邦克(くにかつ)センセー、おはようございます」
「はいおはよう、皓汰」
 先生と呼ばれた男性は、手のひらを上にして両腕を曲げる。何をしているのだろうか。皓汰が右手を出すと手首の周りに触れ始めた。
「こっち曲げるとどう?」
「全然平気です」
「今日から試合に出てもいいよ。ただし違和感があったらすぐやめること」
「んー、せっかくなんでもう少し休みたいです。今日は朔夜もいるし」
「ちゃっかりしてるんだよなぁ」
 はい終了、と男性は皓汰の手を放した。
 侑志の視線に気付いたか、男性がこちらに顔を向ける。父のものより華奢な眼鏡の奥で、やわらかく目を細める。
「君は新田くん? お父さんと同級の長北です」
「あ、ど、どうも。息子の侑志です。父がいつもお世話になってます」
 経緯からして『いつも』は世話になっていない気もしたが、一応定型句を言っておいた。長北は小さく二度頷いた。
「今日はよろしく」
 それだけだった。拍子抜けする侑志に、深入りしない人だからと皓汰が苦笑する。
「それより侑志、今のうちにるっちと話してきなよ。バス乗って向こう着いたらすぐ試合だよ」
 監督を中心に盛り上がる保護者と、森貞を中心に笑い合う現役生、どちらからも離れたところに琉千花が立っていた。侑志は意を決して歩み寄っていく。琉千花は逃げも惑いもせずに、侑志を見上げて痛々しく笑った。
「おはよう、新田君」
 作ってくれた『日常』に黙って乗っかるのはあまりに卑怯だと思ったから、侑志は悪目立ちしない程度に頭を下げた。
「ごめん。動転してたとか何の言い訳にもなんねぇの解ってるけど」
「ううん。いっぱい謝ってくれてありがとう」
 侑志に触れそうだった琉千花の手は、腕の二センチ横の空気を撫でてゆっくりと下がった。そのまま、人形のように小さな指は身体の前で組まれる。
「追い詰めちゃってごめんね。私、新田君がいつもどおり笑えない方がつらいから。もし、友達として仲直りしてくれるなら」
「うん」
 侑志は右手を差し出す。こんな勇気、彼女が振り絞ってくれたものに比べたらどうということはない。爪の先までかわいらしい指が解かれて、侑志の右手をそっと握って、ようやく胸のつかえが取れた気がした。
 自分一人が楽になっただけかもしれないけれど、感謝の証にどうにか笑う。琉千花の表情もすうと和らいだ。
「新田君、集合だって。行こう?」
「そうだね」
 言いながら自然と離れた。並んで歩かず、それぞれ仲のいい相手の元へ向かった。
 定刻になり、学校近くの公道にバスが停まる。
 座席は前もって決めてあった。くじ運の悪いことに、侑志の行きの位置は父の真後ろ。皓汰は侑志の隣で監督の真後ろ、さらに皓汰の後ろに朔夜、なんと桜原一家が縦並び。
 父が座ったまま後ろを覗き込んでくる。
「家族旅行みたいで楽しいねぇ侑志」
「黙って」
 ここでおじさんたちがどっと笑う。バラエティ番組みたいに。着くまで一時間近くこの調子かと思うとぞっとする。
 だがバスが動き出してすぐ、大人たちは大人同士で世間話を始めた。後ろは後ろで騒がしい。岡本の兄が月村雪枝を連れてきたことについて、森貞がねちねち文句を言っているのだ。

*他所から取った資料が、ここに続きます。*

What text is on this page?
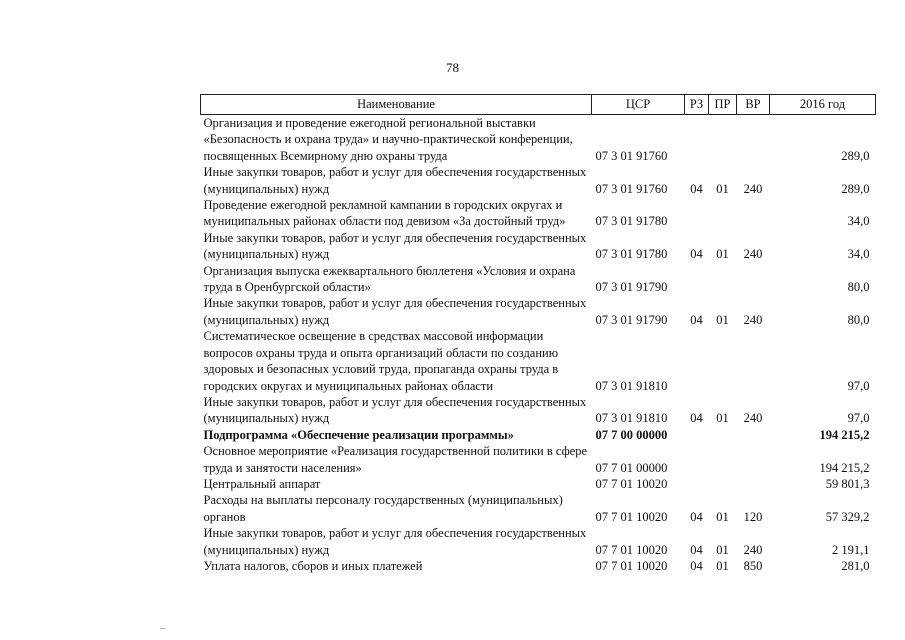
78
Наименование	ЦСР	РЗ	ПР	ВР	2016 год
Организация и проведение ежегодной региональной выставки «Безопасность и охрана труда» и научно-практической конференции, посвященных Всемирному дню охраны труда	07 3 01 91760				289,0
Иные закупки товаров, работ и услуг для обеспечения государственных (муниципальных) нужд	07 3 01 91760	04	01	240	289,0
Проведение ежегодной рекламной кампании в городских округах и муниципальных районах области под девизом «За достойный труд»	07 3 01 91780				34,0
Иные закупки товаров, работ и услуг для обеспечения государственных (муниципальных) нужд	07 3 01 91780	04	01	240	34,0
Организация выпуска ежеквартального бюллетеня «Условия и охрана труда в Оренбургской области»	07 3 01 91790				80,0
Иные закупки товаров, работ и услуг для обеспечения государственных (муниципальных) нужд	07 3 01 91790	04	01	240	80,0
Систематическое освещение в средствах массовой информации вопросов охраны труда и опыта организаций области по созданию здоровых и безопасных условий труда, пропаганда охраны труда в городских округах и муниципальных районах области	07 3 01 91810				97,0
Иные закупки товаров, работ и услуг для обеспечения государственных (муниципальных) нужд	07 3 01 91810	04	01	240	97,0
Подпрограмма «Обеспечение реализации программы»	07 7 00 00000				194 215,2
Основное мероприятие «Реализация государственной политики в сфере труда и занятости населения»	07 7 01 00000				194 215,2
Центральный аппарат	07 7 01 10020				59 801,3
Расходы на выплаты персоналу государственных (муниципальных) органов	07 7 01 10020	04	01	120	57 329,2
Иные закупки товаров, работ и услуг для обеспечения государственных (муниципальных) нужд	07 7 01 10020	04	01	240	2 191,1
Уплата налогов, сборов и иных платежей	07 7 01 10020	04	01	850	281,0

 聞いていて身になる話でもない。せっかくの空き時間をもう少し有効に活用することにする。
「なぁ、皓汰って本好きじゃん」
「藪から棒に何?」
 皓汰はいちごミルクのペットボトルを開けながら答えた。そんなのどこに売ってるんだ、というのは大いに疑問だが今は置いておく。
「櫻井朔って知ってる?」
 皓汰が容器の口に向かって思いきり咳き込んだので妙な音が響いた。それに驚いたのか前の席の監督もむせた。
「ど、どこで知ったの?」
 皓汰は舌に届かなかった飲み物を脇にしまった。こんなに動揺するということは、やはりマイナーな作家なのだろうか。

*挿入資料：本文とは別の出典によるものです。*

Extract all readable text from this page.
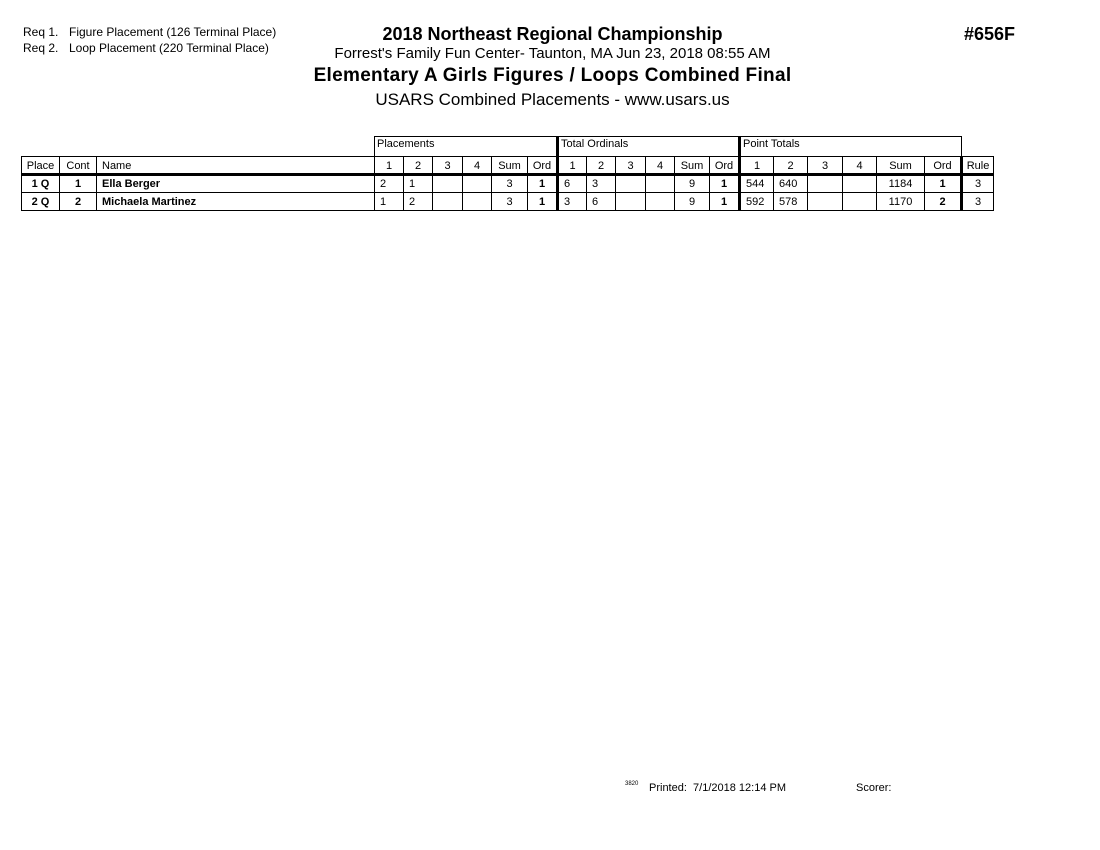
Req 1. Figure Placement (126 Terminal Place)
Req 2. Loop Placement (220 Terminal Place)
2018 Northeast Regional Championship
Forrest's Family Fun Center- Taunton, MA Jun 23, 2018 08:55 AM
Elementary A Girls Figures / Loops Combined Final
USARS Combined Placements - www.usars.us
#656F
			Placements						Total Ordinals						Point Totals						
Place	Cont	Name	1	2	3	4	Sum	Ord	1	2	3	4	Sum	Ord	1	2	3	4	Sum	Ord	Rule
1 Q	1	Ella Berger	2	1			3	1	6	3			9	1	544	640			1184	1	3
2 Q	2	Michaela Martinez	1	2			3	1	3	6			9	1	592	578			1170	2	3
3820 Printed: 7/1/2018 12:14 PM	Scorer:
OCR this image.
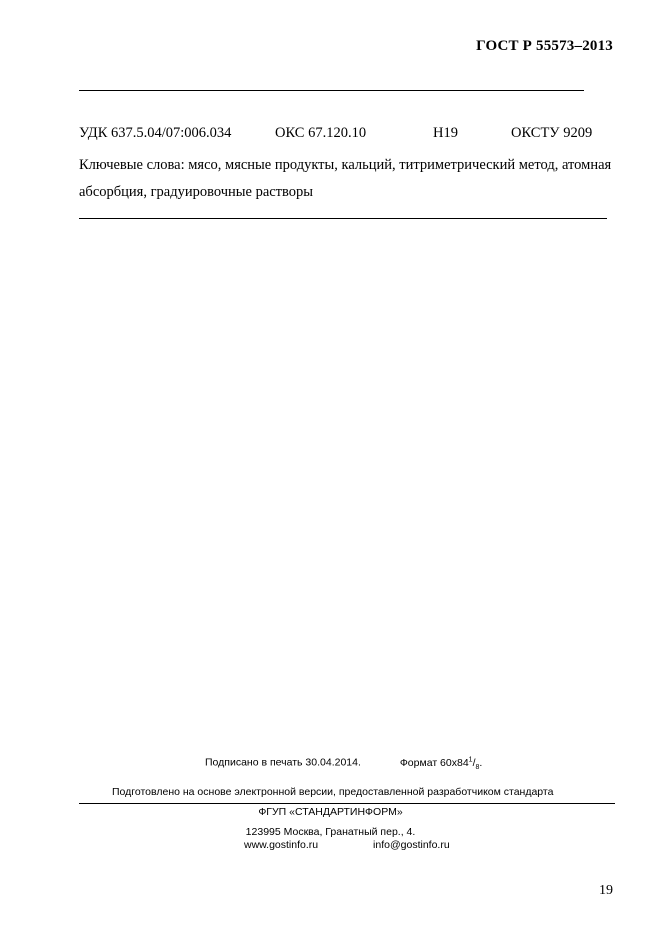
ГОСТ Р 55573–2013
УДК 637.5.04/07:006.034	ОКС 67.120.10	Н19	ОКСТУ 9209
Ключевые слова: мясо, мясные продукты, кальций, титриметрический метод, атомная абсорбция, градуировочные растворы
Подписано в печать 30.04.2014.	Формат $60x84^1/_8$.
Подготовлено на основе электронной версии, предоставленной разработчиком стандарта
ФГУП «СТАНДАРТИНФОРМ»
123995 Москва, Гранатный пер., 4.
www.gostinfo.ru	info@gostinfo.ru
19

「漱石読んだ話したら、ミハル先輩が教えてくれた。図書室の奥の寄贈棚にあったんだよ。タカコーのOBらしくてさ」
「ふうん」
 皓汰は興味がなさそうな声で自分のあごに触れる。
「読んだの? 櫻井朔」
「まだ途中。この人の他の本とかどんな感じなのかなって気になってんだけど、図書室にもさすがに全部は置いてねぇみたいだから。どこで探せばいいんだろと思って」
「ちなみに何読んでんの」
「『日輪』っていうやつ」
 監督がまたむせている。煙草の吸いすぎなのではなかろうか。皓汰が真っ赤な理由はちょっと分からない。
「図書室にあるの、よりによって『日輪』なんだ」
「その本も読んだの? すげぇなお前。あれすげぇレアものなんだろ」
「ていうか、うち櫻井朔の著作全部あるから……」
 皓汰は左手で横の髪を耳にかけようとする。朔夜の癖だ。伏し目になるとやはり雰囲気が似ている。
「読みに来なよ。気が向いたら」
「じゃあ、今のやつ読み終わったらお邪魔するわ」
 うん、と皓汰ははにかんだ。まだ友達を招くのは特別なことのようだ。母親がいなくなっていろいろ考えるところはあるのだろうが、これぐらいは大したことではないといずれ思ってほしい。
「どこが気に入ったの?」
 皓汰が話を続ける。侑志は心に残った櫻井朔の言葉をさらい、共通点を見つけて手を打った。
「あれかも。好きな相手にほど想像が後ろ向きなとこ」
 今度は父がけたたましく笑い出し、監督が頭を叩いて黙らせていた。侑志たちとどちらが高校生だか分からない。
 ゆっくり、ゆっくりと。緊張感のないバスは、緊張感のない試合へと進んでいく。